Eulylia kept her gaze away. “Perhaps.”
“Excuse me.”
All four turned toward the hallways, where a healer stood. His long black and ivory hair was tied behind him in a low ponytail.
“Reikon Envra. Miss,” he said, pine-green eyes on Alea. “If you’d follow me, I’ve a room prepared. Check up and clean up. Come along.”
“Ah—alright,” Alea nodded shyly. She turned to Eulylia, Iago, and finally Szak, offering each of them a quick bow before following Reikon around the corner and down the hall.

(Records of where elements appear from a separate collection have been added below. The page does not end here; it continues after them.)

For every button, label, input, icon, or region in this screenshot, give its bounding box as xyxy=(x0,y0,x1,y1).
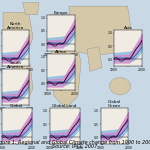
Polygon shape xyxy=(69,6,132,55)
Polygon shape xyxy=(51,39,81,108)
Polygon shape xyxy=(50,15,75,42)
Title: Europe: Europe xyxy=(54,11,68,15)
Text: Figure 1: Regional and Global Climate change from 1990 to 2000: Figure 1: Regional and Global Climate ch… xyxy=(0,140,150,145)
Polygon shape xyxy=(87,47,102,71)
Title: South
America: South America xyxy=(7,61,24,69)
Title: Global Land: Global Land xyxy=(52,104,77,108)
Polygon shape xyxy=(22,2,39,15)
Title: Global
Ocean: Global Ocean xyxy=(108,100,121,108)
Polygon shape xyxy=(12,64,33,105)
Ellipse shape xyxy=(110,78,130,95)
Title: Asia: Asia xyxy=(124,26,132,30)
Title: North
America: North America xyxy=(7,22,24,30)
Title: Global: Global xyxy=(10,104,23,108)
Title: Africa: Africa xyxy=(55,50,67,54)
Text: Source: IPCC 2007: Source: IPCC 2007 xyxy=(52,144,98,148)
Polygon shape xyxy=(3,12,33,64)
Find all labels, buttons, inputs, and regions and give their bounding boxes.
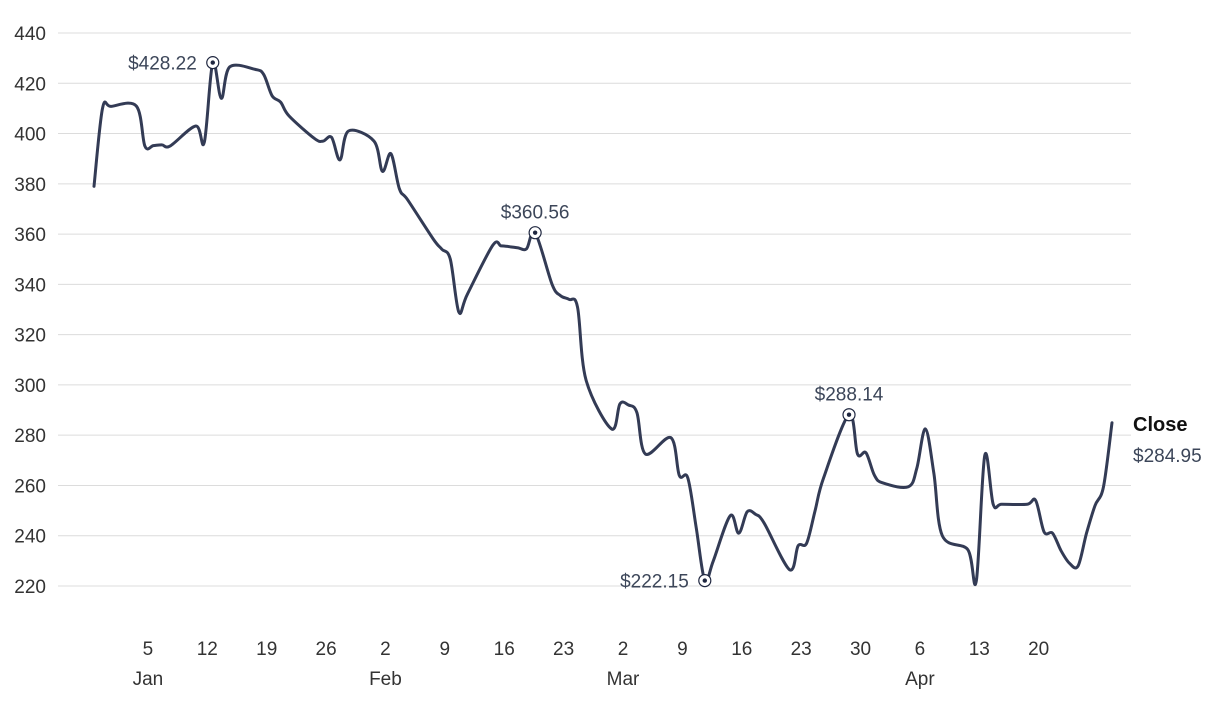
x-tick-month-label: Apr [905, 669, 935, 690]
x-tick-label: 20 [1028, 639, 1049, 660]
x-tick-label: 16 [494, 639, 515, 660]
annotation-dot [210, 60, 215, 65]
x-tick-label: 2 [618, 639, 629, 660]
x-tick-label: 30 [850, 639, 871, 660]
x-axis-ticks: 5 Jan 12 19 26 2 Feb 9 16 23 2 Mar 9 16 23 30 6 Apr 13 20 [133, 639, 1050, 690]
x-tick-label: 23 [553, 639, 574, 660]
x-tick-label: 12 [197, 639, 218, 660]
y-tick-label: 280 [14, 426, 46, 447]
annotation: $360.56 [501, 203, 570, 240]
annotation-label: $428.22 [128, 54, 197, 75]
x-tick-month-label: Feb [369, 669, 402, 690]
end-label-value: $284.95 [1133, 446, 1202, 467]
y-tick-label: 360 [14, 225, 46, 246]
gridlines [58, 32, 1131, 587]
x-tick-label: 9 [677, 639, 688, 660]
x-tick-label: 26 [316, 639, 337, 660]
x-tick-label: 6 [915, 639, 926, 660]
annotations: $428.22 $360.56 $222.15 $288.14 [128, 54, 884, 593]
annotation-dot [846, 412, 852, 417]
y-tick-label: 220 [14, 577, 46, 598]
series-layer [92, 60, 1114, 586]
annotation-label: $288.14 [815, 385, 884, 406]
y-tick-label: 420 [14, 74, 46, 95]
x-tick-label: 16 [731, 639, 752, 660]
y-tick-label: 400 [14, 125, 46, 146]
y-tick-label: 380 [14, 175, 46, 196]
y-tick-label: 320 [14, 326, 46, 347]
y-axis-ticks: 440 420 400 380 360 340 320 300 280 260 240 220 [14, 24, 46, 598]
end-label-title: Close [1133, 414, 1187, 436]
end-label: Close $284.95 [1133, 414, 1202, 467]
x-tick-label: 5 [143, 639, 154, 660]
y-tick-label: 340 [14, 275, 46, 296]
y-tick-label: 240 [14, 527, 46, 548]
annotation: $428.22 [128, 54, 220, 75]
annotation-dot [702, 578, 707, 583]
y-tick-label: 260 [14, 476, 46, 497]
x-tick-month-label: Mar [607, 669, 640, 690]
annotation-label: $222.15 [620, 572, 689, 593]
x-tick-label: 13 [969, 639, 990, 660]
x-tick-label: 9 [440, 639, 451, 660]
x-tick-label: 2 [380, 639, 391, 660]
x-tick-label: 23 [791, 639, 812, 660]
x-tick-label: 19 [256, 639, 277, 660]
annotation: $222.15 [620, 572, 712, 593]
annotation-label: $360.56 [501, 203, 570, 224]
annotation-dot [532, 230, 538, 235]
annotation: $288.14 [815, 385, 884, 422]
close-series-line [92, 60, 1114, 586]
x-tick-month-label: Jan [133, 669, 164, 690]
y-tick-label: 300 [14, 376, 46, 397]
y-tick-label: 440 [14, 24, 46, 45]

Iago waited until Alea was out of sight. “Sweetheart,” he turned to Eulylia. “I don’t believe you use your song to control my feelings for you.”
“Do you?” Eulylia said, a smile in disbelief crawling up a cheek. She met Iago’s eyes with her own. “Are you certain you would still have faith in that if I did not so intently keep you at a distance the way I do now?”
A second’s pause. That was all Eulylia allowed Iago to give her before she bid him and Szak each a nod goodbye. “I will return to my aunt, now.”
When Eulylia, too, was out of sight, Iago turned to Szak, but before he could ask, Szak already had an answer for him.
“Yes. You did fuck that up. But at least you tried to be honest, for once.”
“That’s not fair,” Iago pouted. “I’m an honest guy.”
Szak rolled his eyes. “And I’m a nice one.”
Iago laughed as he watched Szak walk out to the amethyst path.
Then, he looked down at the crystal floors beneath him and thought of how beautiful Eulylia looked beneath all the bloodstains Alea had smeared on her. He thought of their summer days under the tree upon the hill, and he thought of her being dispatched out to the Edge upon graduation from the Academy, where she’ll likely get more than the bloodstains on her cheek, today.
He sighed and went back down the hallway, listening for her song again so that he could see her one more time.